Remembering VCR Games
Saturday, March 23rd, 2013Does anybody out there remember VCR games? They were typically board games that integrated a pseudo-interactive VHS video tape into the game play. The first two to be released were the Clue VCR Mystery Game and Rich Little’s VCR Charades Game, both by Parker Brothers in 1985.
They weren’t video games, per se, but you could call them “video tape games,” or VCR games, as I preferred in the recent slideshow of 1980s and ’90s VCR game classics I assembled for TechHive. Here’s an excerpt from the intro:
The rise of the home VCR in the early 1980s brought about that last innovation, which resulted in dozens of board games (and eventually toys as well) that shipped with VHS tapes designed to be played at certain points in the game. Players had to follow cues in the game in order to call up the right segment to play on the videocassette—all in all, a tedious business.

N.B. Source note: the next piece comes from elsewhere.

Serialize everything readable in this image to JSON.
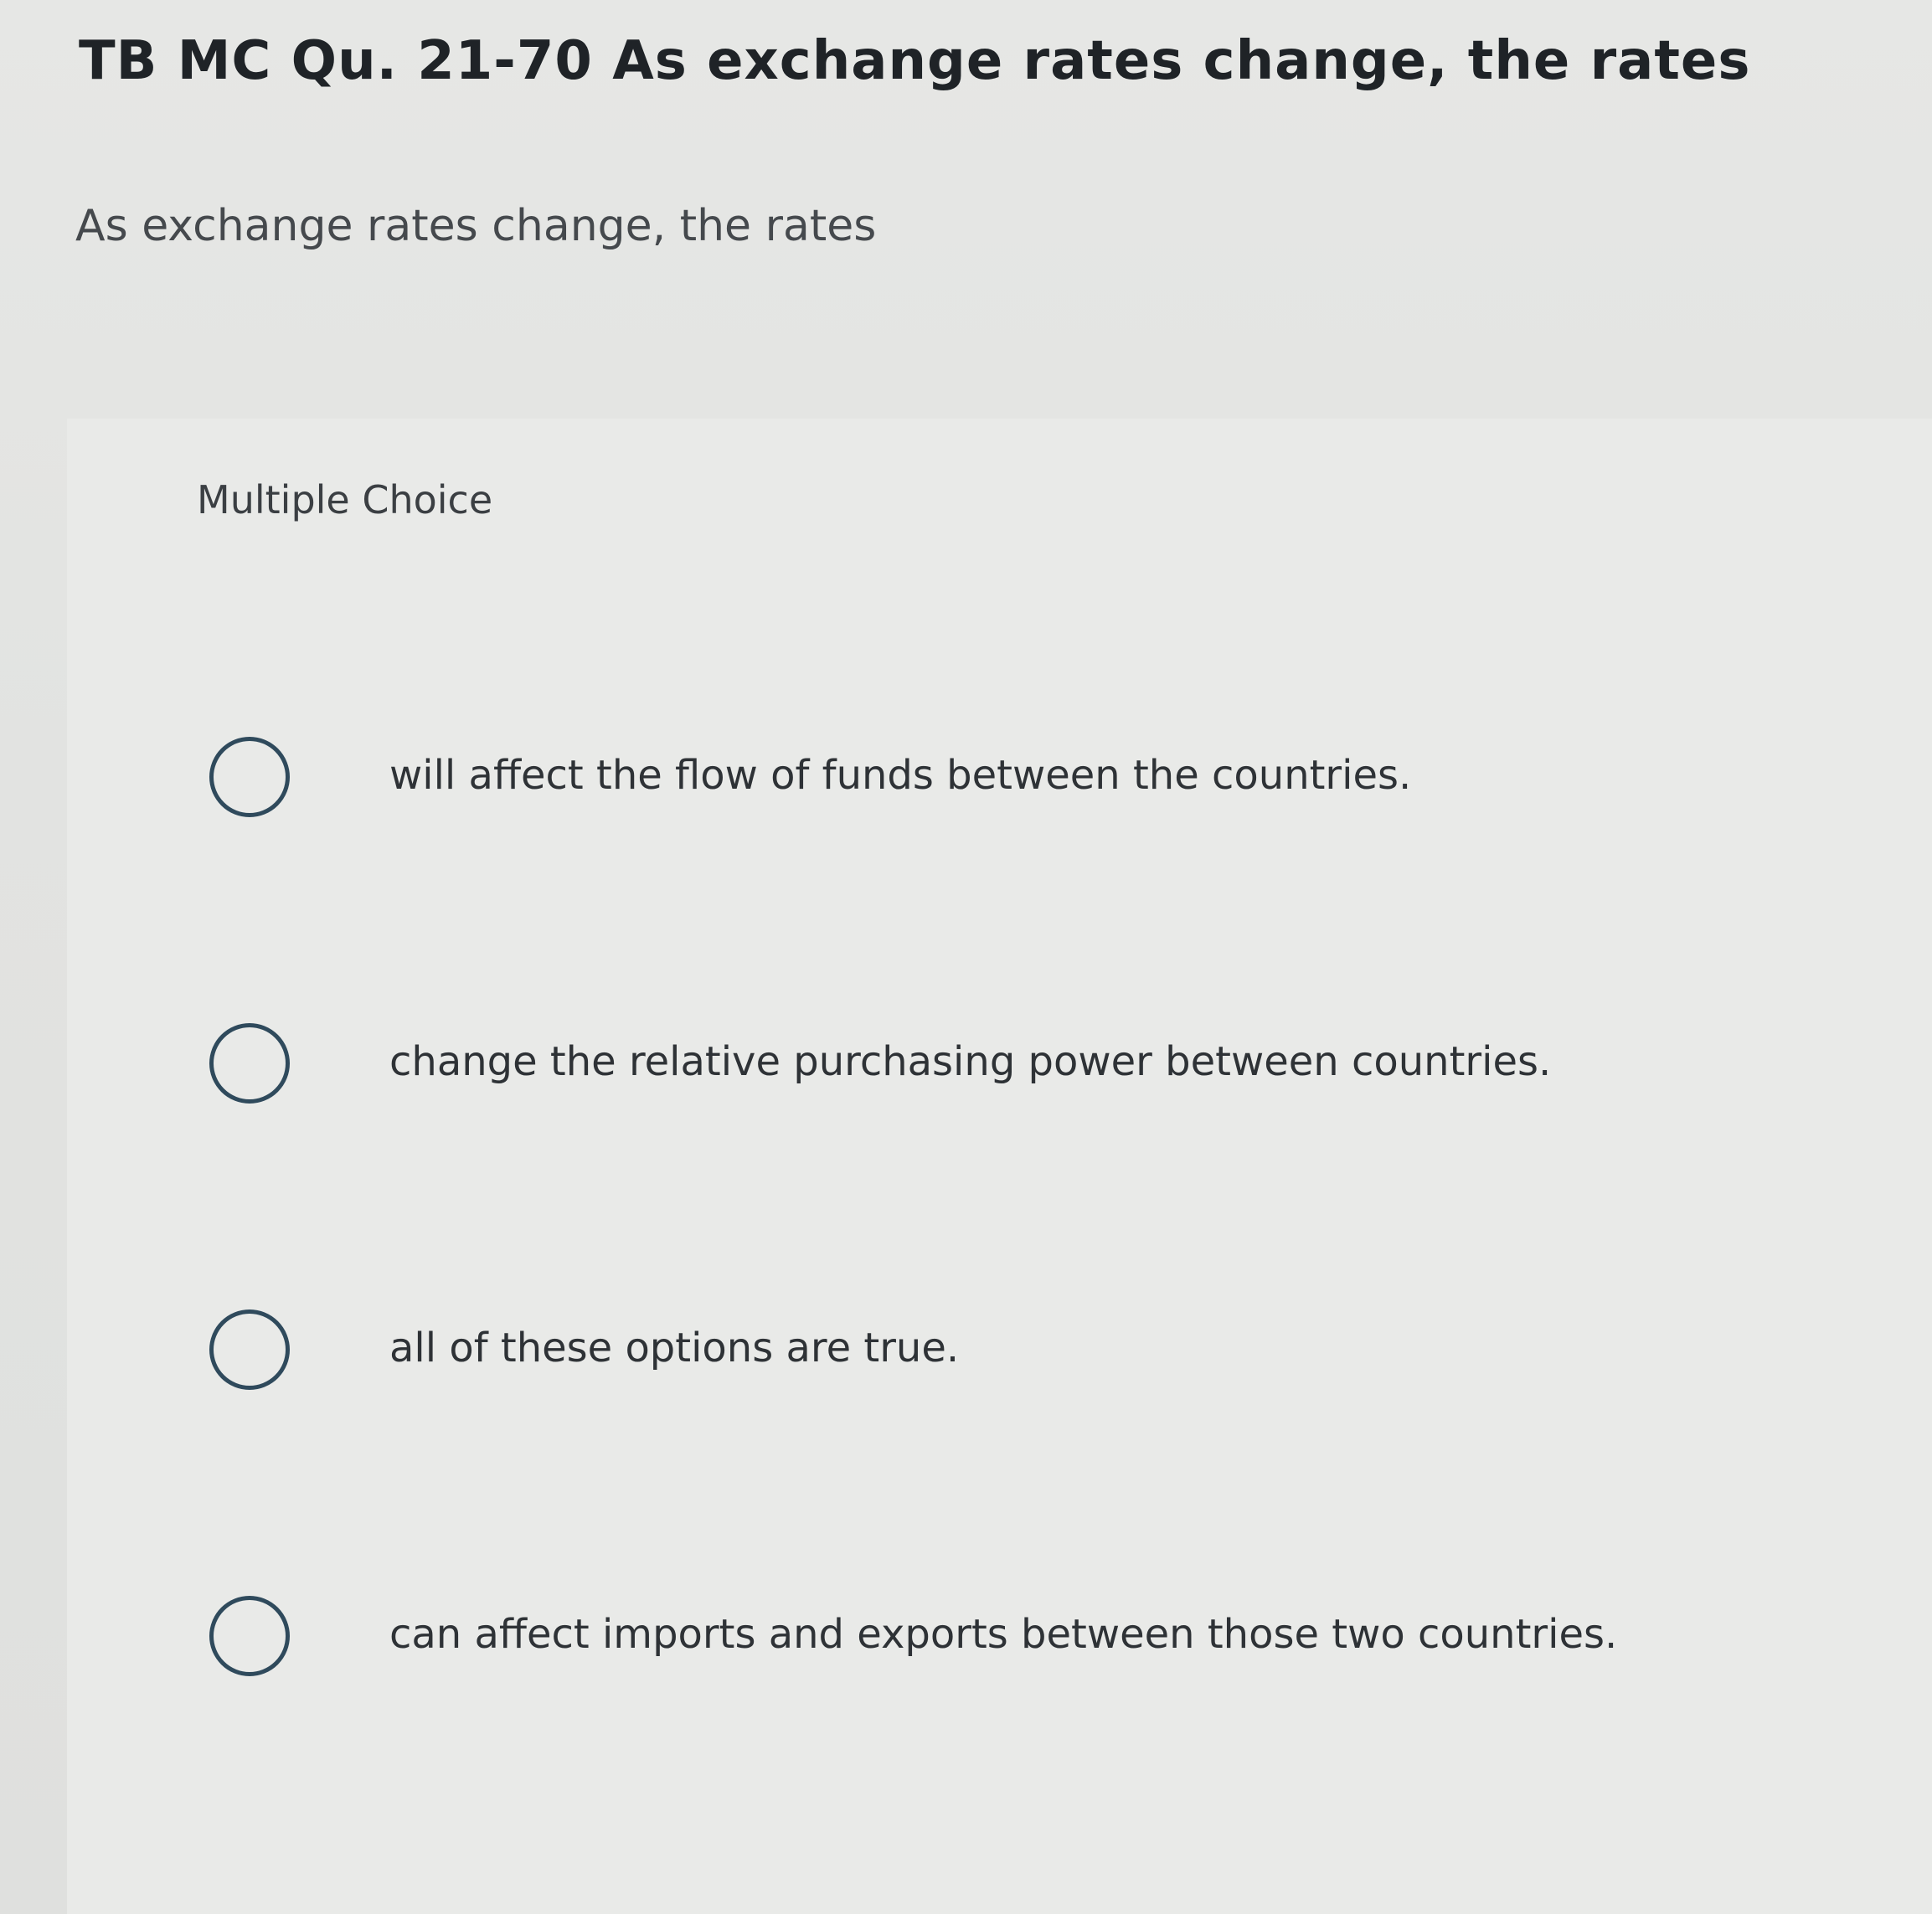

Personally, I remember playing the Clue VCR game at a friend’s house as a kid not long after it came out. It seemed pretty amazing at the time. I also vaguely remember playing some beach-themed game, and maybe one based on Trivial Pursuit.
Oh, and I also had the white Captain Power ship and some tapes. Loved that stuff.
The same sort of pseudo-interactive game format later made its way to DVDs, but the rise of multimedia video games (and ever-better graphics) essentially killed whatever chance they had of becoming a classic game genre.